Eu ouvia vovó Eudóxia tocar piano e achava bonito. Voltava para casa, punha um disco na vitrola e me ajoelhava diante da mesinha da sala de visitas. Tirava o que houvesse por ali e dedilhava furiosamente a madeira, acompanhando a orquestra. Minha cabeça ia e vinha em movimentos que se tornavam mais violentos ou mais suaves conforme a música. Eu era capaz de ficar muito tempo concentrada nessa tocação. Ela só terminava quando algum menino aparecia e se punha a rir de mim.
Eu também gostava de brincar de gente grande e, para isto, servia-me de certos apetrechos de mamãe. Ia até seu armário buscar o que me parecia necessário: baton, sapatos de salto alto e um sutiã. Passando pela cômoda do bebê – lá em casa sempre tinha um bebê – pegava uma fralda.
Diante do espelho, já em meu quarto, começava a transformação. Vestido o sutiã, era preciso preenchê-lo e eu o fazia colocando uma bolota de par de meias de cada lado. Disfarçado pela blusa, aquilo ficava um peitão bonito. Enchia a ponta dos sapatos com algodão até que ficassem confortáveis. Depois, pintava os lábios e fazia duas rodelas vermelhas nas bochechas.
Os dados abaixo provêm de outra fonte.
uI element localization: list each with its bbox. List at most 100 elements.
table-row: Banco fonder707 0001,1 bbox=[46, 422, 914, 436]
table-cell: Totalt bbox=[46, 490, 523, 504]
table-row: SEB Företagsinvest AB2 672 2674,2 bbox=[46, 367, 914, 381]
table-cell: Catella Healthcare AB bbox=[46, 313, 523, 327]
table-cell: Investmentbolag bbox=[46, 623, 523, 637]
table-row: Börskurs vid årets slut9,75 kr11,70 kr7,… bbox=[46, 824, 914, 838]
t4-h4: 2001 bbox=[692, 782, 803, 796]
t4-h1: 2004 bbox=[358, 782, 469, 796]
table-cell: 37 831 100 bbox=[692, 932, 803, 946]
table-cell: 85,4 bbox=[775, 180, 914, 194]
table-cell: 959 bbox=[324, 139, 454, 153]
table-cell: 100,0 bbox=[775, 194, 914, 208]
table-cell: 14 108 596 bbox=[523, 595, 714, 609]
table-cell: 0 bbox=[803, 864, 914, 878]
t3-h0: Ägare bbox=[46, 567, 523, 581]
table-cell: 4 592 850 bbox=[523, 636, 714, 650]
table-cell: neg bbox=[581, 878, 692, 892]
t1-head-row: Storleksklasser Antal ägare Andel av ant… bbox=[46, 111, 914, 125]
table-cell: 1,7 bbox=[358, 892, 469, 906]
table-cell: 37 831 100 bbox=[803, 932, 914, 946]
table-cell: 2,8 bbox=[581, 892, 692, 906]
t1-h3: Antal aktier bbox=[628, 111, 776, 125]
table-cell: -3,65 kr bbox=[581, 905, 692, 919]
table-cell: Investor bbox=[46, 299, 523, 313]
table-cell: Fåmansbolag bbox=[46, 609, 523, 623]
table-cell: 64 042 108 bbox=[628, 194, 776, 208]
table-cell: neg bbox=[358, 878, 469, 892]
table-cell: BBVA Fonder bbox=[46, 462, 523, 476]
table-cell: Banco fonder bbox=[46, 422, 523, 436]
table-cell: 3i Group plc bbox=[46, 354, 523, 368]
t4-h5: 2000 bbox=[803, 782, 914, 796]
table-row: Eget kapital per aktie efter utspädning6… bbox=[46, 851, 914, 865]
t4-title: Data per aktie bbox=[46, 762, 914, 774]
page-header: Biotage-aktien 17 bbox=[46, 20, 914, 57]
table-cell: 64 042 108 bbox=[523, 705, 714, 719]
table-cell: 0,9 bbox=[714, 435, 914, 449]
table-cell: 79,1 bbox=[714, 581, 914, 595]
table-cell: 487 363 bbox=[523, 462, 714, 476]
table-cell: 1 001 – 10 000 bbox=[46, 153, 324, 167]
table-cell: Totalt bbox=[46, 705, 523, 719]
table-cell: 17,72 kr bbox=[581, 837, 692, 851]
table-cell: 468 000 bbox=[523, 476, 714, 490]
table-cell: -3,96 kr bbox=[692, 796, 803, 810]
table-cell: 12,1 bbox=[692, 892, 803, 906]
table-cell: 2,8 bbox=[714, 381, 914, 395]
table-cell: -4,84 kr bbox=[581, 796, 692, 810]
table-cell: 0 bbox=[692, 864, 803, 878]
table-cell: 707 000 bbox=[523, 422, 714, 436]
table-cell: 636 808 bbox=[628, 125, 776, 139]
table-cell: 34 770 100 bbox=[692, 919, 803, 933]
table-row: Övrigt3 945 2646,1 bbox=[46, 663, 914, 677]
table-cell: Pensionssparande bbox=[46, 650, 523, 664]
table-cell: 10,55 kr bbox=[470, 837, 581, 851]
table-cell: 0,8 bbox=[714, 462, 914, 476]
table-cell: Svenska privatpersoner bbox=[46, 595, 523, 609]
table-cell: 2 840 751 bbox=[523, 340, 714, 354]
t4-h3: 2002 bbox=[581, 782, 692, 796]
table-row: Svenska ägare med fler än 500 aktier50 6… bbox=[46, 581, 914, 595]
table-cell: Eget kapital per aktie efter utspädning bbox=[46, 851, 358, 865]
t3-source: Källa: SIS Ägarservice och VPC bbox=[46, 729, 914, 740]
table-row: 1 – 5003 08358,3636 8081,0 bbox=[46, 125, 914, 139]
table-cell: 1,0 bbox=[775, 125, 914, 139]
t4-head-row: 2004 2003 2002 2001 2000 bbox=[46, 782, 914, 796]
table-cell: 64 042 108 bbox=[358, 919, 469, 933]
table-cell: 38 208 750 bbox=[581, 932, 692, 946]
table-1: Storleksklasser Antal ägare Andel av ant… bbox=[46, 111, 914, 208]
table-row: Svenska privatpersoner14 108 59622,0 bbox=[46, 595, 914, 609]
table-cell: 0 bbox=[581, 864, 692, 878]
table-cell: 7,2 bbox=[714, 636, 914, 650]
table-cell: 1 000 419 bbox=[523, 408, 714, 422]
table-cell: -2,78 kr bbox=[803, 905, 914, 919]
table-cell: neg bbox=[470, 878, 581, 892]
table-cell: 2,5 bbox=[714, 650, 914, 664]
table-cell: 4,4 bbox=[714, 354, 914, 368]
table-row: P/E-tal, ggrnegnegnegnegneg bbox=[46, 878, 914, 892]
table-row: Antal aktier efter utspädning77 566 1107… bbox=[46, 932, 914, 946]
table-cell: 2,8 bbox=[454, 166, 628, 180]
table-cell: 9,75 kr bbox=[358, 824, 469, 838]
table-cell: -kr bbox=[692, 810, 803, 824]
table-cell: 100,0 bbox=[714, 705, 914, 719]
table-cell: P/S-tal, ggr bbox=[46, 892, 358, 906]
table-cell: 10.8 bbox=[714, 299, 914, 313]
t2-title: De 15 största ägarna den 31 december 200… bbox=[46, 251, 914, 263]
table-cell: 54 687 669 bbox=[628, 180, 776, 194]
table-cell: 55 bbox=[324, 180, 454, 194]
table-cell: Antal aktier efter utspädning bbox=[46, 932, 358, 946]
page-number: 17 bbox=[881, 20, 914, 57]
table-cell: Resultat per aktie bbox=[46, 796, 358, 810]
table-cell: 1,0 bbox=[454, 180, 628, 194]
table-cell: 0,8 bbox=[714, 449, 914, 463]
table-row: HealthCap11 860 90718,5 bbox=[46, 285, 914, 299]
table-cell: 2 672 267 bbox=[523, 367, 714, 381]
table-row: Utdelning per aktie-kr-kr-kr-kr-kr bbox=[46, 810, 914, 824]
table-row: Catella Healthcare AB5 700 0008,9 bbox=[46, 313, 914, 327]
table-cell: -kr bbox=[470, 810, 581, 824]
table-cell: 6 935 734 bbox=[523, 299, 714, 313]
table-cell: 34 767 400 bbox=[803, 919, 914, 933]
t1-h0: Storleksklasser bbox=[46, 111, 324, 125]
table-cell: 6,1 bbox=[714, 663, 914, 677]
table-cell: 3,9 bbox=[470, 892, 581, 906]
Por último, era a vez da fralda. Aposto que vocês já estão curiosos, o que é que gente grande ia fazer com uma fralda?... Pois, na falta de cabelos compridos, presa por alguns grampos ela se tornava a minha cabeleira, que eu balançava de um lado para o outro. De vez em quando, até a jogava para trás com uma das mãos, num gesto que imitava as moças de cabelo liso.
Assim arrumada, eu andava pelo quarto carregando a boneca. Com ela eu fingia ir ao centro fazer compras ou chegava mais perto da janela, onde morava uma amiga que também tinha uma filha da idade da minha.
Nessas horas eu falava alto em vários tons, ora imitando minha mãe, ora a vendedora da loja, ora a voz da minha amiga. Fazia também a vozinha fininha da boneca.